Epigallocatechin gallate has pleiotropic effects on transmembrane signaling by altering the embedding of transmembrane domains

Epigallocatechin gallate (EGCG) is the principal bioactive ingredient in green tea and has been reported to have many health benefits. EGCG influences multiple signal transduction pathways related to human diseases, including redox, inflammation, cell cycle, and cell adhesion pathways. However, the molecular mechanisms of these varying effects are unclear, limiting further development and utilization of EGCG as a pharmaceutical compound. Here, we examined the effect of EGCG on two representative transmembrane signaling receptors, integrin alpha IIb beta 3 and epidermal growth factor receptor (EGFR). We report that EGCG inhibits talin-induced integrin alpha IIb beta 3 activation, but it activates alpha IIb beta 3 in the absence of talin both in a purified system and in cells. This apparent paradox was explained by the fact that the activation state of alpha IIb beta 3 is tightly regulated by the topology of beta 3 transmembrane domain (TMD); increases or decreases in TMD embedding can activate integrins.
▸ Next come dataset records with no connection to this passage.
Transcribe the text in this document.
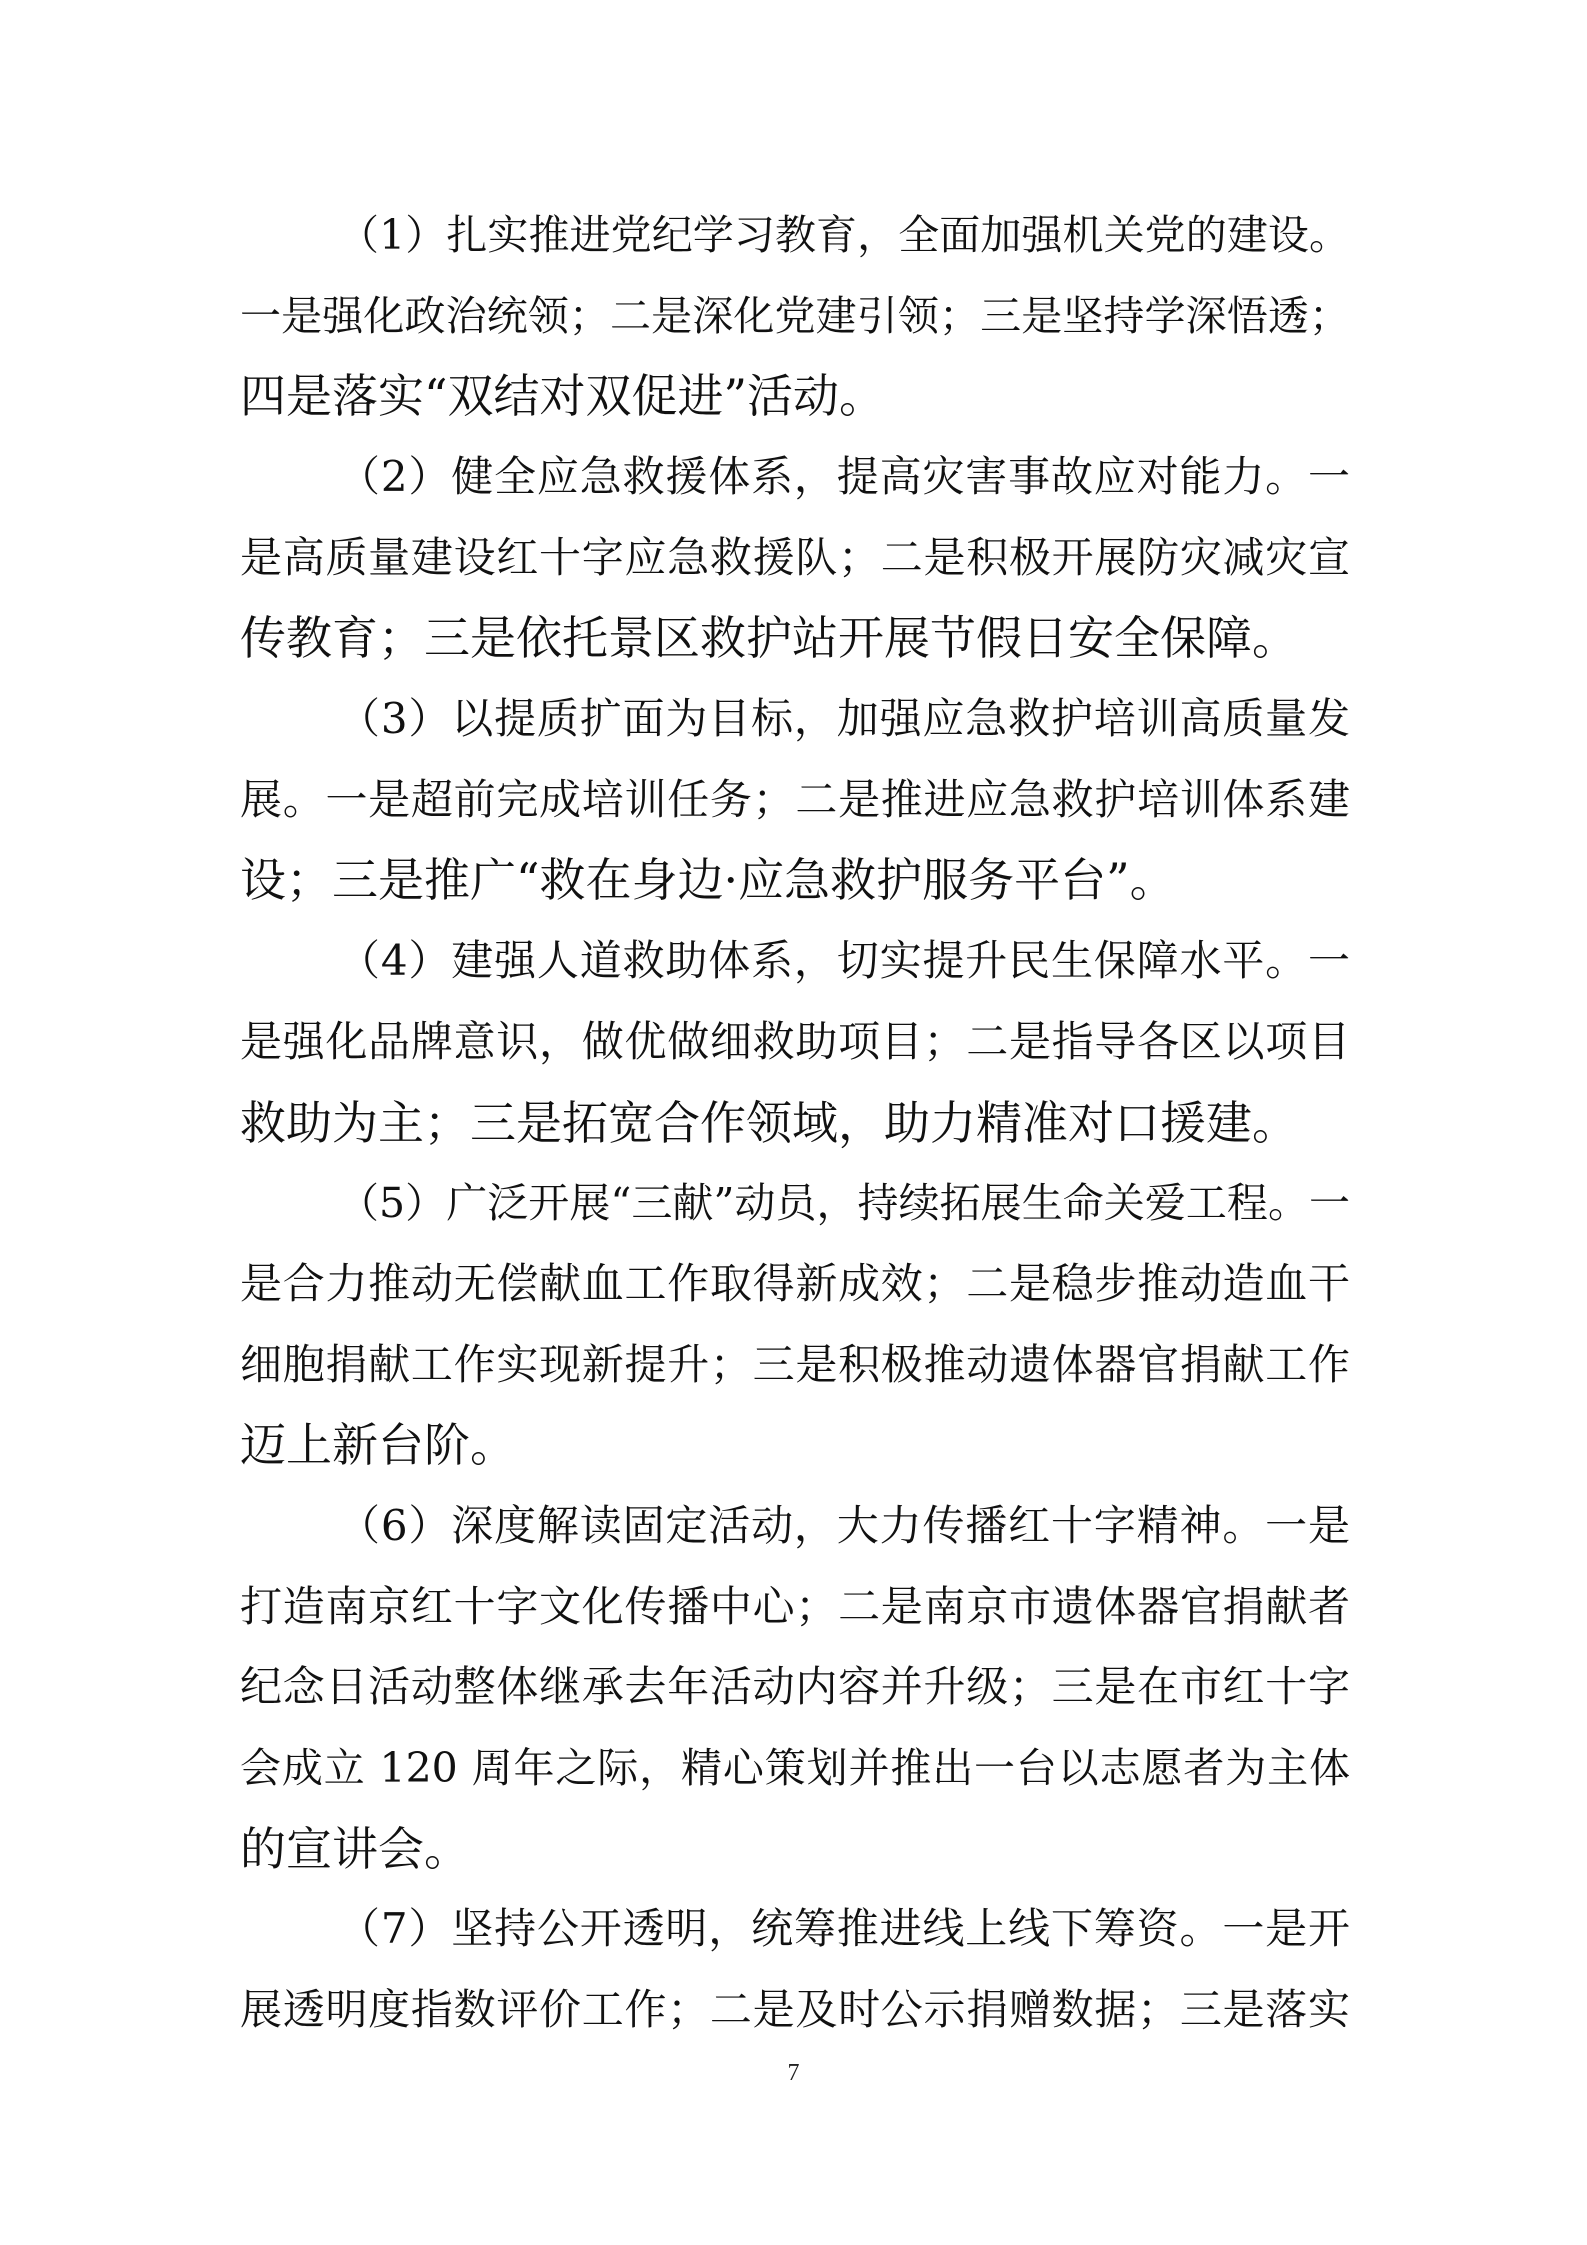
（1）扎实推进党纪学习教育，全面加强机关党的建设。
一是强化政治统领；二是深化党建引领；三是坚持学深悟透；
四是落实“双结对双促进”活动。
（2）健全应急救援体系，提高灾害事故应对能力。一
是高质量建设红十字应急救援队；二是积极开展防灾减灾宣
传教育；三是依托景区救护站开展节假日安全保障。
（3）以提质扩面为目标，加强应急救护培训高质量发
展。一是超前完成培训任务；二是推进应急救护培训体系建
设；三是推广“救在身边·应急救护服务平台”。
（4）建强人道救助体系，切实提升民生保障水平。一
是强化品牌意识，做优做细救助项目；二是指导各区以项目
救助为主；三是拓宽合作领域，助力精准对口援建。
（5）广泛开展“三献”动员，持续拓展生命关爱工程。一
是合力推动无偿献血工作取得新成效；二是稳步推动造血干
细胞捐献工作实现新提升；三是积极推动遗体器官捐献工作
迈上新台阶。
（6）深度解读固定活动，大力传播红十字精神。一是
打造南京红十字文化传播中心；二是南京市遗体器官捐献者
纪念日活动整体继承去年活动内容并升级；三是在市红十字
会成立 120 周年之际，精心策划并推出一台以志愿者为主体
的宣讲会。
（7）坚持公开透明，统筹推进线上线下筹资。一是开
展透明度指数评价工作；二是及时公示捐赠数据；三是落实
7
Talin increases the embedding of integrin beta 3 TMD, resulting in integrin activation, whereas we observed here that EGCG decreases the embedding, thus opposing talin-induced integrin activation. In the absence of talin, EGCG decreases the TMD embedding, which can also disrupt the integrin alpha-beta TMD interaction, leading to integrin activation. EGCG exhibited similar paradoxical behavior in EGFR signaling. EGCG alters the topology of EGFR TMD and activates the receptor in the absence of EGF, but inhibits EGF-induced EGFR activation. Thus, this widely ingested polyphenol exhibits pleiotropic effects on transmembrane signaling by modifying the topology of TMDs.